I was wildly depressed and alone.

Losing my father was my first real experience with loss. It shook me to the core. A soft-spoken, intelligent, kind man, my father had always supported me in my endeavors. Even if he didn't understand them. When I left home for theater school, he never questioned it. He just smiled and wished me good luck.

He believed in me, even when I didn't believe in myself.

But with my father gone, I was struggling to believe again. I was lost and sad. Any creativity that had come in my short year at USC was gone. My desire and enthusiasm for what I did was missing. The friends I had made didn't stay in touch and the opportunities I had worked for had come and gone.

I was back to square one.

I contemplated suicide and holed up in my dorm room. I was not the confident performer I had once been. I was scared of the future and unsure of my goals.

But I knew I had to get out. I knew I had to push through and make my way. My dad had always told me that it didn't matter what I did, as long as I worked as hard as I possibly could. And so I did.

I practiced relentlessly and wrote my first show. I wrote a countdown of days on my wall, impatiently waiting to move back to southern California. And finally, the day arrived.

With nothing more than a bag of clothes and a bag of tricks, I hopped on a train and headed west. But the roadblocks kept coming.

I wasn't original. I just felt like I was one of the crowd. Just another performer that could easily be replaced. I had no idea how to stand out and how to find myself in my art. I'd been so busy studying other people's approaches that I'd failed to develop my own.

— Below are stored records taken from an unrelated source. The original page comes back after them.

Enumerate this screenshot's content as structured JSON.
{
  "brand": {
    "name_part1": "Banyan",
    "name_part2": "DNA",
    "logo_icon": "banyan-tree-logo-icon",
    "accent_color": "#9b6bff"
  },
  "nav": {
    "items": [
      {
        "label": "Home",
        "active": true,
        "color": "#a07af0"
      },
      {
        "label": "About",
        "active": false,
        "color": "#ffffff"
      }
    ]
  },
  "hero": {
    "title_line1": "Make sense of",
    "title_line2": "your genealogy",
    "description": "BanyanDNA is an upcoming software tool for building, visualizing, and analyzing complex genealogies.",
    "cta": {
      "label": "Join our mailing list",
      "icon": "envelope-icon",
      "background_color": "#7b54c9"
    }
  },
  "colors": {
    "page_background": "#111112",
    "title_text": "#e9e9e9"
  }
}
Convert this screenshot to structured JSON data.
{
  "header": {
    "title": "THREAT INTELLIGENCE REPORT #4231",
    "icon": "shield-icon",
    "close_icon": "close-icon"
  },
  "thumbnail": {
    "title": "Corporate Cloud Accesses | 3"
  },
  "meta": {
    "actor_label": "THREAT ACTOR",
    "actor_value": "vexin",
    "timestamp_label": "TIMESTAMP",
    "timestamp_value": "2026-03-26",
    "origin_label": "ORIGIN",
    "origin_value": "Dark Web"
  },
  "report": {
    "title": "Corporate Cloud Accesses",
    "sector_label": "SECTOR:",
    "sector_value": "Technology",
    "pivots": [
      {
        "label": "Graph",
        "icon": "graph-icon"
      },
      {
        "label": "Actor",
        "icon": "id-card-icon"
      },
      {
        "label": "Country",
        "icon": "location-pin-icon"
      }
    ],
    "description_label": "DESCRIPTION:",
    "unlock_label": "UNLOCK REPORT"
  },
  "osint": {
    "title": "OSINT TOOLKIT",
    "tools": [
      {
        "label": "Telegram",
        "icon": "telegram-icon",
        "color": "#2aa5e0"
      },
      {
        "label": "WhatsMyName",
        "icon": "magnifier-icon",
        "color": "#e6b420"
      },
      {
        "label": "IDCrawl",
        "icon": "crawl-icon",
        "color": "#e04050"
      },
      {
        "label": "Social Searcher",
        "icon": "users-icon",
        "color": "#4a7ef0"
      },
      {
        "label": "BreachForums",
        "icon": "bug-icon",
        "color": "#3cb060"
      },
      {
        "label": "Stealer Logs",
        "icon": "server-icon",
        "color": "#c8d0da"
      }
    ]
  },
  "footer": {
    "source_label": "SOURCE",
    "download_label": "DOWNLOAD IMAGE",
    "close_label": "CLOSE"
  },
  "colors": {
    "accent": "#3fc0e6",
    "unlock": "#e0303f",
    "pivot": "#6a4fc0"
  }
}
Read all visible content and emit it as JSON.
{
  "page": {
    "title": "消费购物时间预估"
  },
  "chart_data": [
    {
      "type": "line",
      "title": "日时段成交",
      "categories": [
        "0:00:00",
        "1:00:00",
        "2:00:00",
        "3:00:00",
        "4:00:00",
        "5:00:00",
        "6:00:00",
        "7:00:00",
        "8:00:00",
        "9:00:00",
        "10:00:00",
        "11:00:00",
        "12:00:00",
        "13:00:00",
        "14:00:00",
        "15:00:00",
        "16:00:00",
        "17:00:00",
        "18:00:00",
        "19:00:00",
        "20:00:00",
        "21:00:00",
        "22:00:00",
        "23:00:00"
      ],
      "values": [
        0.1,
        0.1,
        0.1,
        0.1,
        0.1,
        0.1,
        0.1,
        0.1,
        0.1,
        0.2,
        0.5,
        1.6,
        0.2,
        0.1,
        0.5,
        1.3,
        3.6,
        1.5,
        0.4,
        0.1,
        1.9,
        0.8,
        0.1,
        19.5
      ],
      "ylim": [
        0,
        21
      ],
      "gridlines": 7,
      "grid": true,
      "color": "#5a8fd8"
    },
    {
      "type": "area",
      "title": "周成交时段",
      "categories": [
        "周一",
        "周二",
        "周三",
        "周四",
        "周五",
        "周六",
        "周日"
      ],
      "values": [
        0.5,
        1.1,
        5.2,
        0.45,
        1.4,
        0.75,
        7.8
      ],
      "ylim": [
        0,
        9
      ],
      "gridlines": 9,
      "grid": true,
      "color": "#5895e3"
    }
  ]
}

And that's when I went to hear Twyla Tharp's lecture.

Tharp had authored one of my favorite books, "The Creative Habit", which I had studied in a class while attending WSU. I was excited to soak up her knowledge as best I could, hoping she would hold the answer I was seeking.

When Twyla invited the attendees to ask questions I nervously raised my hand and asked her what advice she had for an artist who was just starting out and trying to be original. And this is what she said:

"You have to get away from all the other artists and find your own little corner somewhere. Then you sit in that corner and say 'What does my art mean to me?' If you stay there long enough, then you'll find the answer to that question. Once you do, everything else will fall into place."

It seems obvious but for a small town kid who never had a mentor growing up that was the advice I'd been seeking. It was life changing for me.

I feel like I'm just starting to come out of my own little corner. I've been asking myself every day for eight years, what does this art mean to me? Sometimes the answer is vague and too hard to decipher.

But most days I feel like the answer is right in front of me, closer than it's ever been.